La culture doit-elle être réduite à cette seule dimension ? N’est-il pas temps de faire évoluer ces centres culturels pour qu’ils méritent pleinement leurs qualificatifs ? Pourquoi ne ferions-nous pas en sorte que chaque centre culturel expose toute la culture de la région où il se trouve ? Prenons par exemple le centre culturel de Venancekonankro. On pourrait, en y entrant, trouver des espaces où les sculpteurs, peintres, photographes, dessinateurs, tisserands, par exemple, que l’on formerait sur place, exposeraient et vendraient leurs travaux. On pourrait aussi éditer des petits guides qui permettraient à l’étranger de passage de tout savoir sur la région et ce qu’il y aurait à y voir, mais aussi où loger et se restaurer, ce qui favoriserait le tourisme par exemple. On pourrait également y installer des bibliothèques, des salles multimédias, et des podiums où les artistes locaux pourraient, les soirs, produire de la musique, du théâtre, des contes, etc. L’on verrait alors que la culture peut faire vivre ceux qui la pratiquent.

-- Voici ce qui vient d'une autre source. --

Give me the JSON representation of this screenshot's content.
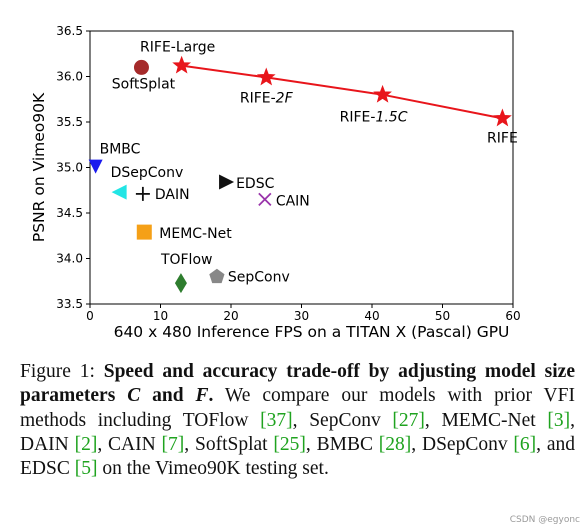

L’une des caractéristiques de nos cités est l’absence quasi-totale de monuments. A ce propos, voici une partie de ce me disait mon ami le sociologue Francis Akindès il y a quelques années: « Dans tout projet d’aménagement de l’espace, il y a ce que l’on appelle les lieux de mémoire qui, mis les uns à côté des autres, retracent l’histoire d’une société.

Cela fait partie des legs transférables d’une génération à une autre. Sur cent ans, par exemple, l’on peut reconstituer l’histoire d’une société, d’une communauté rien qu’à partir de ces lieux de mémoire (monuments, stèles, classement de lieux d’habitation de femmes et d’hommes ayant marqué l’histoire positivement ou négativement, car l’histoire qui s’écrit d’une société est la somme des histoires positives ou négatives qui se fabriquent dans le rationnel comme dans l’irrationnel)… Même en le faisant localement, c’est l’histoire nationale qui se fabrique ainsi. Cela demande une expertise qui ne manque pas dans ce pays.

Il suffit de le savoir et de le vouloir ainsi. C’est même une façon très subtile de construire les imaginaires politiques en entretenant la mémoire et le sentiment d’appartenance. Et progressivement, cela devient aussi une ressource économique, parce que cette mémoire entretenue nourrit le patrimoine des sites touristiques offerts à l’humanité. Pas de tourisme sans sites touristiques effectivement chargés d’histoires. Ceux qui savent voyager, mais avec leurs têtes et non rien que pour faire du shopping, savent et voient de quoi je parle. Et c’est en cela que la mémoire et la culture deviennent économiques. D’autant plus que nous sommes très faibles, en Côte d’Ivoire, en matière d’offres de sites touristiques. Il y a là une fenêtre d’opportunités que les maires ne comprennent pas encore qu’ils doivent saisir. »

Méditons ces paroles et travaillons à ne pas perdre totalement notre culture. On dit qu’elle est justement ce qui reste lorsque l’on a tout perdu.